Revue du Mauss permanente (https://journaldumauss.net)

Le Pouvoir des hommes passe par la « langue des femmes ». Variations mongoles sur le duo de la légitimité et de l’aptitude

Texte publié le 29 juin 2012

Article paru initialement dans L’Homme, 1979, n°3-4. Reproduit ici avec l’aimable autorisation de Jean Jamin, directeur de la publication,et de Roberte Hamayon, auteur.

En complément au n°39 de la Revue du MAUSS semestrielle, « Que donnent les femmes ? », nous reproduisons ici l’article de Roberte Hamayon paru en en 1979, dans le tome XIX, n° 3-4 (p. 109-139), de la revue L’Homme, qui est sans doute une des plus belles études ethnologiques existantes (sur la société bouriate, en l’occurrence), et des mieux documentées, sur les mécanismes et l’idéologie de la domination masculine. Et, notamment, dans le rapport à la langue et à la parole. Où l’on voit, également, que la réalité est rarement conforme à l’idéologie, qu’il existe de multiples écarts entre la norme et son application. Qu’à certains égards, personne n’est totalement dupe de la hiérarchie proclamée. Mais qu’au bout du compte tout reconduit à la reproduction de l’idéologie de la supériorité masculine. A.C.
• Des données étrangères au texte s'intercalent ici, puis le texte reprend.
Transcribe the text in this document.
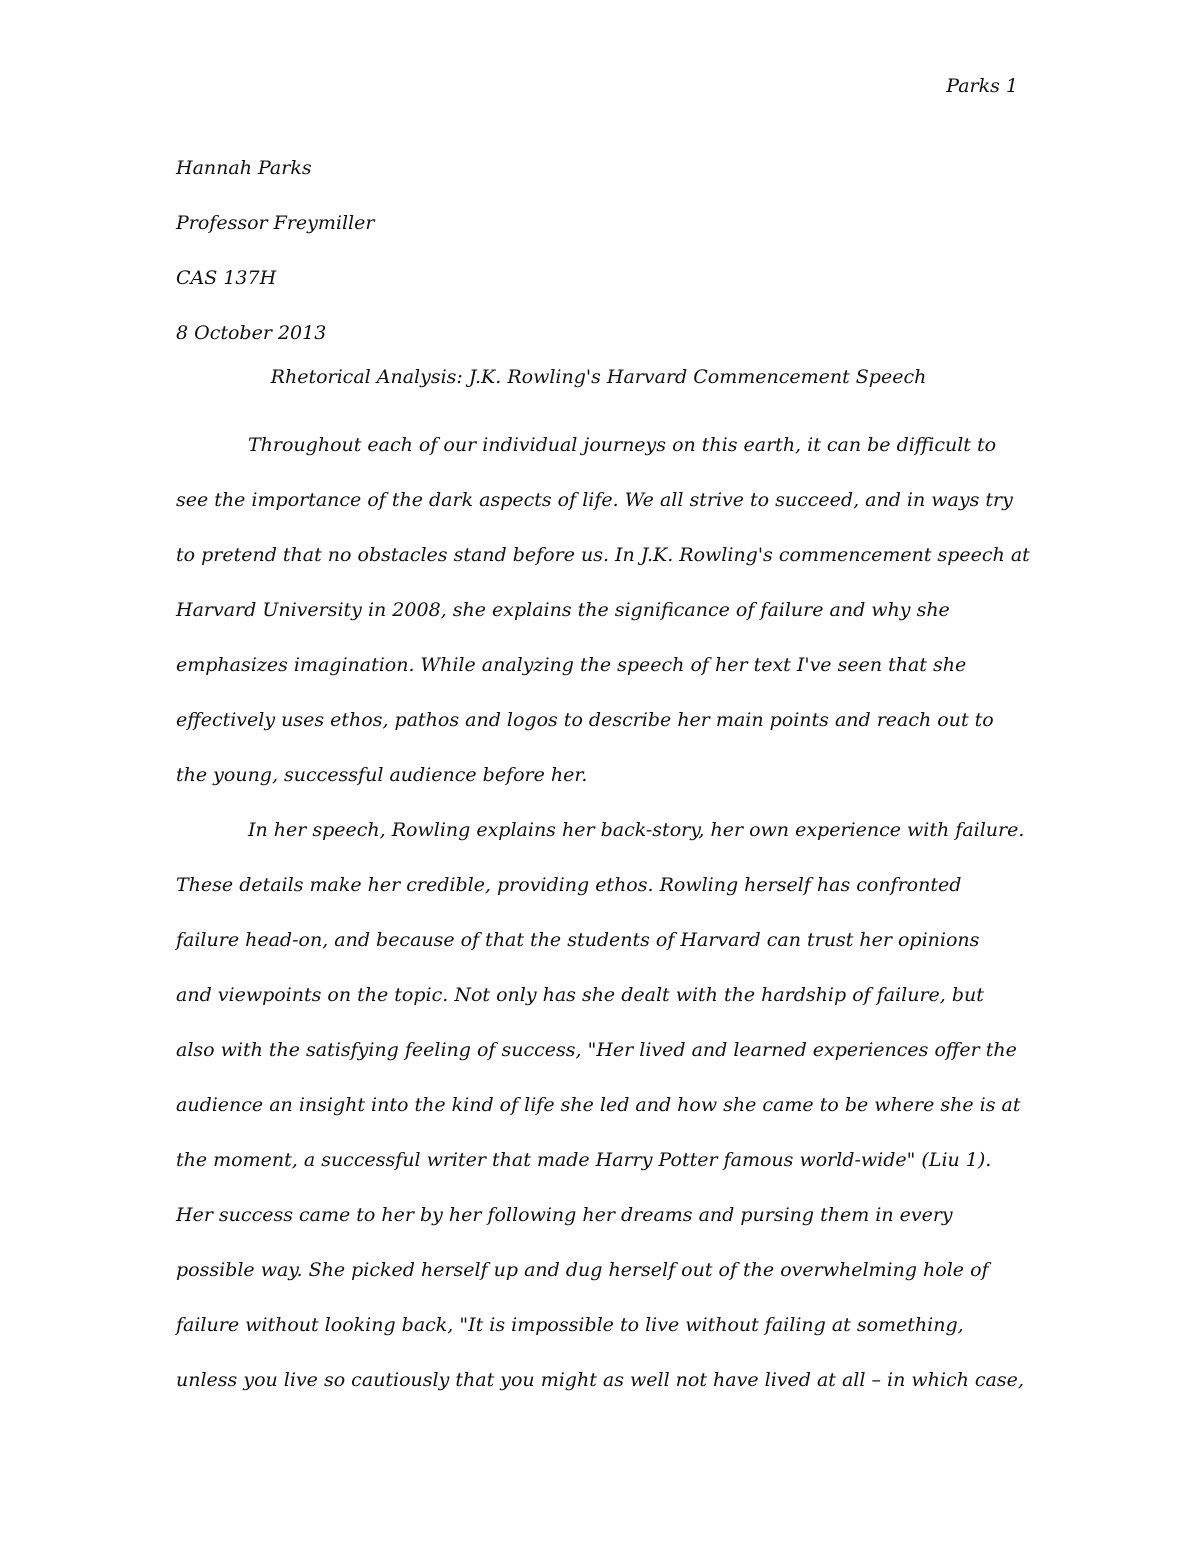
Parks 1
Hannah Parks
Professor Freymiller
CAS 137H
8 October 2013
Rhetorical Analysis: J.K. Rowling's Harvard Commencement Speech
Throughout each of our individual journeys on this earth, it can be difficult to
see the importance of the dark aspects of life. We all strive to succeed, and in ways try
to pretend that no obstacles stand before us. In J.K. Rowling's commencement speech at
Harvard University in 2008, she explains the significance of failure and why she
emphasizes imagination. While analyzing the speech of her text I've seen that she
effectively uses ethos, pathos and logos to describe her main points and reach out to
the young, successful audience before her.
In her speech, Rowling explains her back-story, her own experience with failure.
These details make her credible, providing ethos. Rowling herself has confronted
failure head-on, and because of that the students of Harvard can trust her opinions
and viewpoints on the topic. Not only has she dealt with the hardship of failure, but
also with the satisfying feeling of success, "Her lived and learned experiences offer the
audience an insight into the kind of life she led and how she came to be where she is at
the moment, a successful writer that made Harry Potter famous world-wide" (Liu 1).
Her success came to her by her following her dreams and pursing them in every
possible way. She picked herself up and dug herself out of the overwhelming hole of
failure without looking back, "It is impossible to live without failing at something,
unless you live so cautiously that you might as well not have lived at all – in which case,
Se proposant d’observer la différence sexuelle telle qu’elle est conçue et vécue par les sociétés mongoles, l’auteur a retenu, parmi les domaines où elle se manifeste, celui qui la met le mieux en relief comme objet de pensée modelé par l’idéologie parce que dépourvu de racine naturelle : le domaine de l’activité de langage, et, plus généralement, des aptitudes intellectuelles qu’elle met en œuvre. Le phénomène usuellement qualifié de « langue des femmes » – emploi de substituts pour éviter des mots interdits – n’en est qu’un aspect, qui apparaît comme une règle de pure coercition, linguistique dans son objet mais sociologique dans sa nature, faite pour affirmer l’autorité des hommes et la soumission des femmes. Limiter, pour les femmes, la part créatrice de l’usage du langage, c’est contrebalancer leur privilège procréateur. Stimuler par la contrainte les performances féminines sans les reconnaître pour telles ni les socialiser autrement qu’au nom des hommes et à leur profit, c’est tirer avantage des aptitudes individuelles tout en les empêchant de subvertir la légitimité.